Indikationsstellung, Anmeldung und Koordination der erforderlichen Untersuchungen nach Einweisung in das KIS System.
Vertrautheit in die wichtigsten Telefonnummern und Funknummern wie Notaufnahme, Intensivstation, Notfallnummer, Dienstfunk etc., Funktionsabteilungen.
Selbständige Aufnahme eines Patienten mit Anamneseerhebung, klinischer Untersuchung,
Veranlassung notwendiger Diagnostik und Erstellung eines Behandlungsplanes.

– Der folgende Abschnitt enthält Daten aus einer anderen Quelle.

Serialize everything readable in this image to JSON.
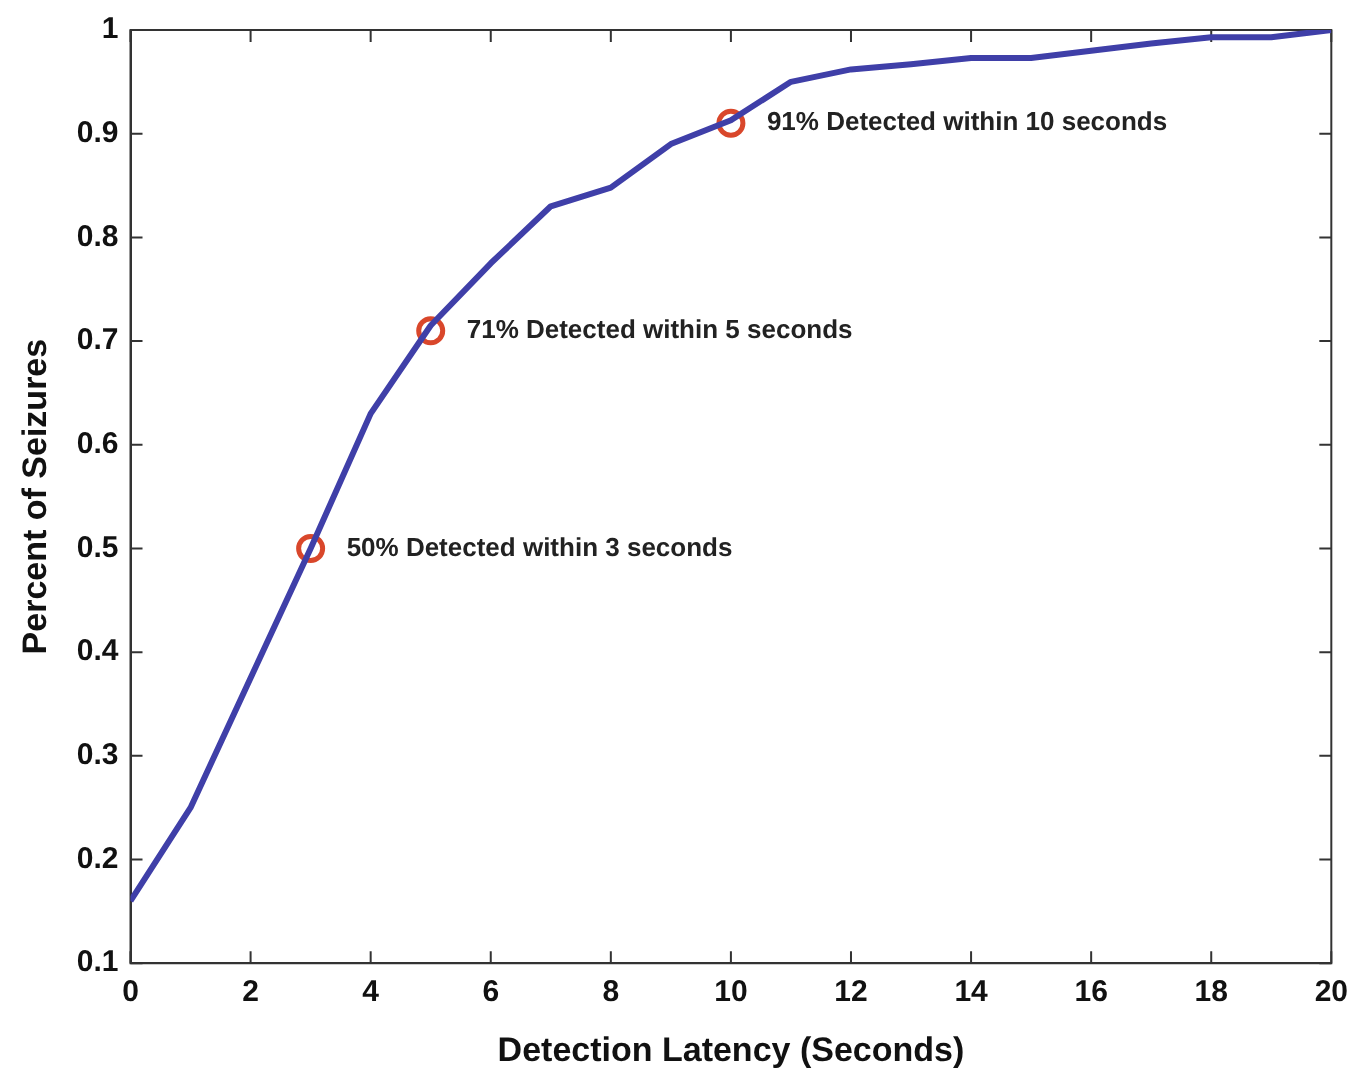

Nach sechs Wochen Teilnahme am Begleitwochenenddienst
Der Assistenzarzt ist vertraut mit den Örtlichkeiten der zu betreuenden Stationen 5, 6/19, 8.
Es liegt eine ausreichende Kompetenz in der Anlage venöser Verweilkanülen, Blutentnahme
und Infusionsbehandlung vor.
Der Assistenzarzt ist vertraut in der Durchführung einer Transfusionsbehandlung.
Grundkenntnisse in der EKG-Beurteilung sind ausreichend vorhanden.
Die Routinelaborparameter sind dem Assistenzarzt bekannt und können richtungsweisend zugeordnet werden.
Der Kollege ist in der Lage Krankheitsbilder der unterschiedlichen Fachbereiche Kardiologie,
Gastroenterologie und Hämatologie-Onkologie zuzuordnen und Rücksprache mit dem fachspezifischen Hintergrund zu halten.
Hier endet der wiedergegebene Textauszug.